La sezione del partito dei Carc di Pistoia “Tina Modotti” esprime la propria solidarietà alla famiglia sgomberata e indica il sindaco Bertinelli come principale responsabile dell’accaduto. Questo dà così prova per l’ennesima volta negli ultimi mesi di usare la forza per nascondere situazioni di disagio cittadino a cui non sa dare altra risposta. Conosciamo le promesse che il Comune fa agli occupanti e sappiamo che strada intendono intraprendere: solamente quella di garantire una situazione di maggiore precarietà abitativa e divisione del nucleo familiare.
Inizia così anche a Pistoia l’attacco che i vertici della Repubblica Pontificia portano alle masse popolari nella campagna di smantellamento pratico della Costituzione, che precede il colpo definitivo anche a quella formale che vogliono attuare con il referendum.
L’amministrazione di Pistoia a guida Pd, si è schierata apertamente contro gli interessi delle masse popolari. Dopo aver aderito alla rete degli oltre 180 comuni della Toscana (bastione dichiarato delle logiche di governo del Pd) a favore della distruzione della carta costituzionale, oggi manovra anche per negare i diritti di base tutelati da quella stessa legislazione che dice di voler cancellare.

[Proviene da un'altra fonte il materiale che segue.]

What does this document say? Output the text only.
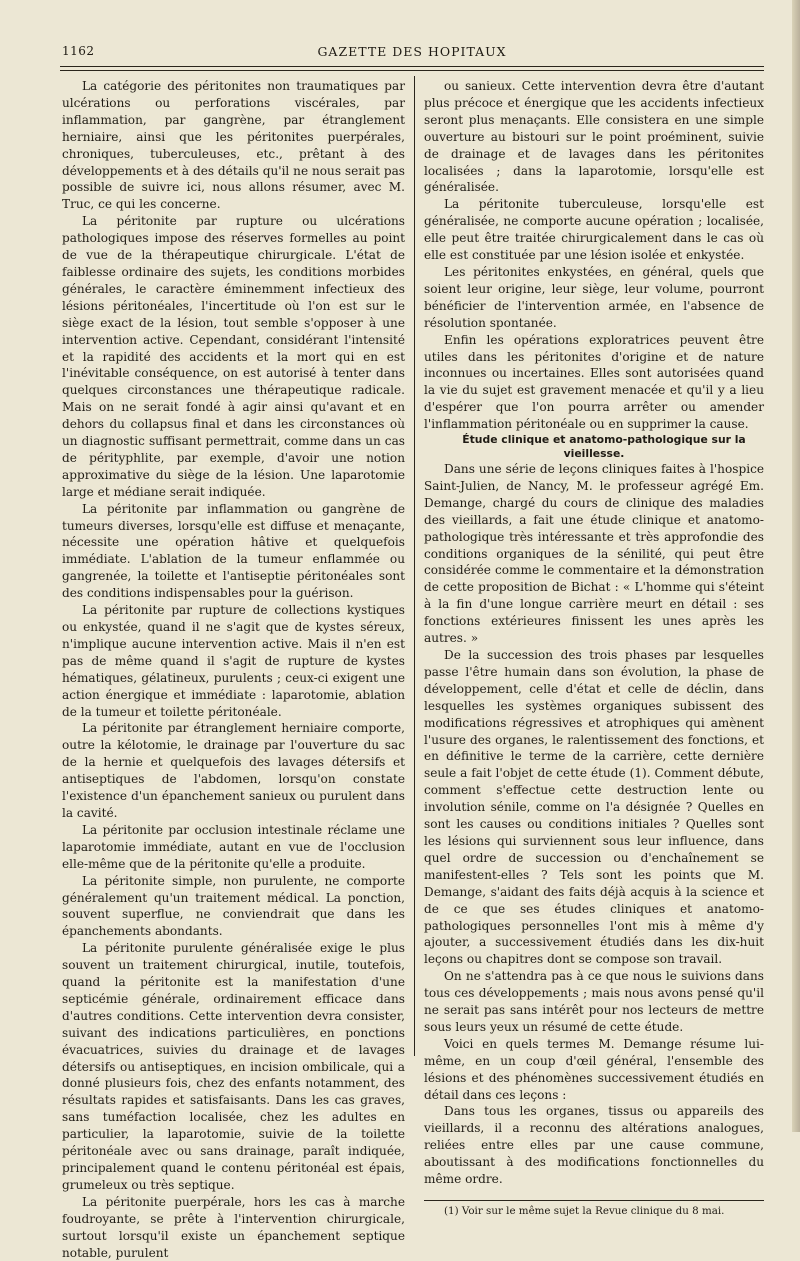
1162	GAZETTE DES HOPITAUX

La catégorie des péritonites non traumatiques par ulcérations ou perforations viscérales, par inflammation, par gangrène, par étranglement herniaire, ainsi que les péritonites puerpérales, chroniques, tuberculeuses, etc., prêtant à des développements et à des détails qu'il ne nous serait pas possible de suivre ici, nous allons résumer, avec M. Truc, ce qui les concerne.

La péritonite par rupture ou ulcérations pathologiques impose des réserves formelles au point de vue de la thérapeutique chirurgicale. L'état de faiblesse ordinaire des sujets, les conditions morbides générales, le caractère éminemment infectieux des lésions péritonéales, l'incertitude où l'on est sur le siège exact de la lésion, tout semble s'opposer à une intervention active. Cependant, considérant l'intensité et la rapidité des accidents et la mort qui en est l'inévitable conséquence, on est autorisé à tenter dans quelques circonstances une thérapeutique radicale. Mais on ne serait fondé à agir ainsi qu'avant et en dehors du collapsus final et dans les circonstances où un diagnostic suffisant permettrait, comme dans un cas de pérityphlite, par exemple, d'avoir une notion approximative du siège de la lésion. Une laparotomie large et médiane serait indiquée.

La péritonite par inflammation ou gangrène de tumeurs diverses, lorsqu'elle est diffuse et menaçante, nécessite une opération hâtive et quelquefois immédiate. L'ablation de la tumeur enflammée ou gangrenée, la toilette et l'antiseptie péritonéales sont des conditions indispensables pour la guérison.

La péritonite par rupture de collections kystiques ou enkystée, quand il ne s'agit que de kystes séreux, n'implique aucune intervention active. Mais il n'en est pas de même quand il s'agit de rupture de kystes hématiques, gélatineux, purulents ; ceux-ci exigent une action énergique et immédiate : laparotomie, ablation de la tumeur et toilette péritonéale.

La péritonite par étranglement herniaire comporte, outre la kélotomie, le drainage par l'ouverture du sac de la hernie et quelquefois des lavages détersifs et antiseptiques de l'abdomen, lorsqu'on constate l'existence d'un épanchement sanieux ou purulent dans la cavité.

La péritonite par occlusion intestinale réclame une laparotomie immédiate, autant en vue de l'occlusion elle-même que de la péritonite qu'elle a produite.

La péritonite simple, non purulente, ne comporte généralement qu'un traitement médical. La ponction, souvent superflue, ne conviendrait que dans les épanchements abondants.

La péritonite purulente généralisée exige le plus souvent un traitement chirurgical, inutile, toutefois, quand la péritonite est la manifestation d'une septicémie générale, ordinairement efficace dans d'autres conditions. Cette intervention devra consister, suivant des indications particulières, en ponctions évacuatrices, suivies du drainage et de lavages détersifs ou antiseptiques, en incision ombilicale, qui a donné plusieurs fois, chez des enfants notamment, des résultats rapides et satisfaisants. Dans les cas graves, sans tuméfaction localisée, chez les adultes en particulier, la laparotomie, suivie de la toilette péritonéale avec ou sans drainage, paraît indiquée, principalement quand le contenu péritonéal est épais, grumeleux ou très septique.

La péritonite puerpérale, hors les cas à marche foudroyante, se prête à l'intervention chirurgicale, surtout lorsqu'il existe un épanchement septique notable, purulent

ou sanieux. Cette intervention devra être d'autant plus précoce et énergique que les accidents infectieux seront plus menaçants. Elle consistera en une simple ouverture au bistouri sur le point proéminent, suivie de drainage et de lavages dans les péritonites localisées ; dans la laparotomie, lorsqu'elle est généralisée.

La péritonite tuberculeuse, lorsqu'elle est généralisée, ne comporte aucune opération ; localisée, elle peut être traitée chirurgicalement dans le cas où elle est constituée par une lésion isolée et enkystée.

Les péritonites enkystées, en général, quels que soient leur origine, leur siège, leur volume, pourront bénéficier de l'intervention armée, en l'absence de résolution spontanée.

Enfin les opérations exploratrices peuvent être utiles dans les péritonites d'origine et de nature inconnues ou incertaines. Elles sont autorisées quand la vie du sujet est gravement menacée et qu'il y a lieu d'espérer que l'on pourra arrêter ou amender l'inflammation péritonéale ou en supprimer la cause.

Étude clinique et anatomo-pathologique sur la vieillesse.

Dans une série de leçons cliniques faites à l'hospice Saint-Julien, de Nancy, M. le professeur agrégé Em. Demange, chargé du cours de clinique des maladies des vieillards, a fait une étude clinique et anatomo-pathologique très intéressante et très approfondie des conditions organiques de la sénilité, qui peut être considérée comme le commentaire et la démonstration de cette proposition de Bichat : « L'homme qui s'éteint à la fin d'une longue carrière meurt en détail : ses fonctions extérieures finissent les unes après les autres. »

De la succession des trois phases par lesquelles passe l'être humain dans son évolution, la phase de développement, celle d'état et celle de déclin, dans lesquelles les systèmes organiques subissent des modifications régressives et atrophiques qui amènent l'usure des organes, le ralentissement des fonctions, et en définitive le terme de la carrière, cette dernière seule a fait l'objet de cette étude (1). Comment débute, comment s'effectue cette destruction lente ou involution sénile, comme on l'a désignée ? Quelles en sont les causes ou conditions initiales ? Quelles sont les lésions qui surviennent sous leur influence, dans quel ordre de succession ou d'enchaînement se manifestent-elles ? Tels sont les points que M. Demange, s'aidant des faits déjà acquis à la science et de ce que ses études cliniques et anatomo-pathologiques personnelles l'ont mis à même d'y ajouter, a successivement étudiés dans les dix-huit leçons ou chapitres dont se compose son travail.

On ne s'attendra pas à ce que nous le suivions dans tous ces développements ; mais nous avons pensé qu'il ne serait pas sans intérêt pour nos lecteurs de mettre sous leurs yeux un résumé de cette étude.

Voici en quels termes M. Demange résume lui-même, en un coup d'œil général, l'ensemble des lésions et des phénomènes successivement étudiés en détail dans ces leçons :

Dans tous les organes, tissus ou appareils des vieillards, il a reconnu des altérations analogues, reliées entre elles par une cause commune, aboutissant à des modifications fonctionnelles du même ordre.

(1) Voir sur le même sujet la Revue clinique du 8 mai.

La crisi avanza e gli effetti che questa produce sono sempre più evidenti e devastanti. Dalla fine degli anni 70 la borghesia imperialista sta cancellando uno a uno, in un modo o nell’altro, quei diritti democratici passati dalla Carta Costituzionale alla realtà. Impegni e diritti della Costituzione che erano stati in parte realizzati (es. i diritti sui luoghi di lavoro, il diritto alla salute, il diritto all’istruzione, i servizi pubblici, ecc.) sono via via sempre di più stati ignorati e disattesi, quando non apertamente cancellati, dai governi espressione delle larghe intese.
La cancellazione di questi diritti non dipende dalla cattiveria della classe dominate, ma è invece strettamente connessa a quali sono gli interessi che le amministrazioni locali intendono garantire. Chiunque oggi si proponga di governare una città si trova di fronte a due strade: o mettono al centro gli interessi delle masse popolari o mettono al centro quelli dei gruppi privati e speculatori.
Il Partito dei Carc si appella alle forze sane della città affinchè passino dal promuovere la difesa solo sulla carta dei diritti costituzionali basilari, all’attuazione degli stessi a partire dal principio di garantire “un lavoro utile e dignitoso per tutti” difendendo e sostenendo anche la battaglia per il rinnovo dei Ccnl e gli altri diritti collettivi quali il diritto alla salute e il diritto ad un’abitazione dignitosa oggi particolarmente sotto attacco nella nostra città.
Dove non sono le amministrazioni a fare fronte a questi attacchi e agli effetti peggiori che la crisi del sistema capitalista genera, sono le masse popolari che si devono organizzare per trovare spontaneamente soluzioni dal basso e affrontare anche gli effetti di più lunga durata che la crisi produce, e puntare a creare Amministrazioni Locali di Emergenza decise ad opporsi alle misure di lacrime e sangue imposte dal governo centrale, attuando nella pratica i principi costituzionali.